The credentials conundrum: We lure professionals, but insist on Canadian experience

We lure professionals, but insist on Canadian experience

Every year, thousands of skilled immigrants enter Canada hoping to continue their careers. But many foreign-trained doctors, nurses, engineers and other professionals find themselves driving a cab or working as a security guard because employers refuse to recognize the credentials, education and experience earned in their native lands. “It's a catch-22 situation,” says Naomi Alboim, a fellow at the School of Policy Studies at Queen's University, who has been studying the problem for some 20 years. “You can't get a job in your field without Canadian experience, and you can't get that experience without a job.”

Immigrants all too often find that risk-averse Canadian employers won't hire them because they fear there are gaps in their professional knowledge or they may lack the language skills to work in this country. Even foreign-trained professionals who do get work in their chosen fields frequently find their experience and education are undervalued, according to Alboim. Foreign-trained immigrants typically earn about 30% less than Canadian-born workers with similar credentials, according to a newly released study conducted by Alboim and her colleagues for the Montreal-based Institute for Research on Public Policy.
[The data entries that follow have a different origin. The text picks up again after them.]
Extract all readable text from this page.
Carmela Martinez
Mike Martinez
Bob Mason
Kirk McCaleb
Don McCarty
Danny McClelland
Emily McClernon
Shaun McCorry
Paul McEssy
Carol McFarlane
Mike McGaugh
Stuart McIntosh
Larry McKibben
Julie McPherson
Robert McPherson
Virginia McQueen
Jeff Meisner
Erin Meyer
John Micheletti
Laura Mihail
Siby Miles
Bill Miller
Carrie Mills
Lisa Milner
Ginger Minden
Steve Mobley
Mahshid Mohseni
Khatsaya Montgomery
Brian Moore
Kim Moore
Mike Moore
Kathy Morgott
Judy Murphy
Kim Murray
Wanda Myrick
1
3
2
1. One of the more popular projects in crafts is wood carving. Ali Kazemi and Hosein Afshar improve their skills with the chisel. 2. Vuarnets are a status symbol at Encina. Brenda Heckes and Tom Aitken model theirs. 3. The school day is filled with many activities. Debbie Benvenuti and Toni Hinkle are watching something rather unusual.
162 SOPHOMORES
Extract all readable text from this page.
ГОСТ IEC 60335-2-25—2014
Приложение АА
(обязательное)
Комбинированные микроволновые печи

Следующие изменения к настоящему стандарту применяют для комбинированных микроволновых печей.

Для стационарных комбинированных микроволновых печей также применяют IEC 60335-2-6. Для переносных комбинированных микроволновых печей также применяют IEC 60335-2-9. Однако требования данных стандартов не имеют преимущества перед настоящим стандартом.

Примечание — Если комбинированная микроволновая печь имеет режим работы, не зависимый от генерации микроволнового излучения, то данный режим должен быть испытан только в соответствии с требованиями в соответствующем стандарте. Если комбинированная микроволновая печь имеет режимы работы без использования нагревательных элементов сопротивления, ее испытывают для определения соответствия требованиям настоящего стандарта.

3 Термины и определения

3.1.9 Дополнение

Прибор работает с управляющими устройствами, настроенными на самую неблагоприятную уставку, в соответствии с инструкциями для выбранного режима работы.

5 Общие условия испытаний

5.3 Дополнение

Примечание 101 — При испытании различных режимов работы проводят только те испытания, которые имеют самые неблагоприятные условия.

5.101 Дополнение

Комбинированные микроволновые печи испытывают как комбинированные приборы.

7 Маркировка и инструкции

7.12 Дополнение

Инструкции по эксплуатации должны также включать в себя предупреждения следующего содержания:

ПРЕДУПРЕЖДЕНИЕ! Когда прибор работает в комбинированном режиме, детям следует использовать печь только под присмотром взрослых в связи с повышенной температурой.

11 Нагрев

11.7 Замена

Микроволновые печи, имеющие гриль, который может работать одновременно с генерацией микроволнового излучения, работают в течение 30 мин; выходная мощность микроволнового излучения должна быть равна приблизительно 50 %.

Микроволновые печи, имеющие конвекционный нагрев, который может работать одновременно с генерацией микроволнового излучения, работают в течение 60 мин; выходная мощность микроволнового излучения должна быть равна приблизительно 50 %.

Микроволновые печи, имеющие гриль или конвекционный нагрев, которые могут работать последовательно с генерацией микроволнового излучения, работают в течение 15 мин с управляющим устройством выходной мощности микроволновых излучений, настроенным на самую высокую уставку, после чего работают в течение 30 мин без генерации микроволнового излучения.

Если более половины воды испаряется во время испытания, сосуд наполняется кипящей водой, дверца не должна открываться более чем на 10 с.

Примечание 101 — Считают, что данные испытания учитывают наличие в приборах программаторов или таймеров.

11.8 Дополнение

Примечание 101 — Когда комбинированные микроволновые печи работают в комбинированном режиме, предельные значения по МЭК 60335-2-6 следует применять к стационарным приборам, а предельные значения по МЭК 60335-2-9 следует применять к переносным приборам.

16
Meanwhile, the failure to recognize the education and professional credentials of about 340,000 immigrants costs between $3.4 billion and $5 billion in lost wages every year, according to the Conference Board of Canada.

In an effort to stem those losses, members of the business community, government and other stakeholders formed the Toronto Region Immigrant Employment Council last year. “Ultimately, we have to change the way employers look at foreign experience,” says project manager Elizabeth McIsaac. “Right now, it's a liability–but in a globalized economy, it's really an asset.” The group has helped launch several initiatives to remove potential roadblocks to employment, including Career Bridge, an internship program that places professional newcomers with local employers to expose them to much-needed Canadian experience. Fully 85% of participants in the program, unveiled less than a year ago, found full-time employment by the end of their internship. TRIEC is also starting a mentoring program to link skilled immigrants with people currently working in their fields to help them tap into existing professional networks.

Similar schemes are now being considered in Waterloo, Ont., and other cities, including Vancouver, Calgary, Ottawa and Halifax, are taking steps to address the issue. While they may help only a handful of immigrants, business and community leaders say the initiatives are definitely a step in the right direction. With the economy increasingly reliant on imported skills, many wonder how long Canada can afford to ignore qualified foreign professionals.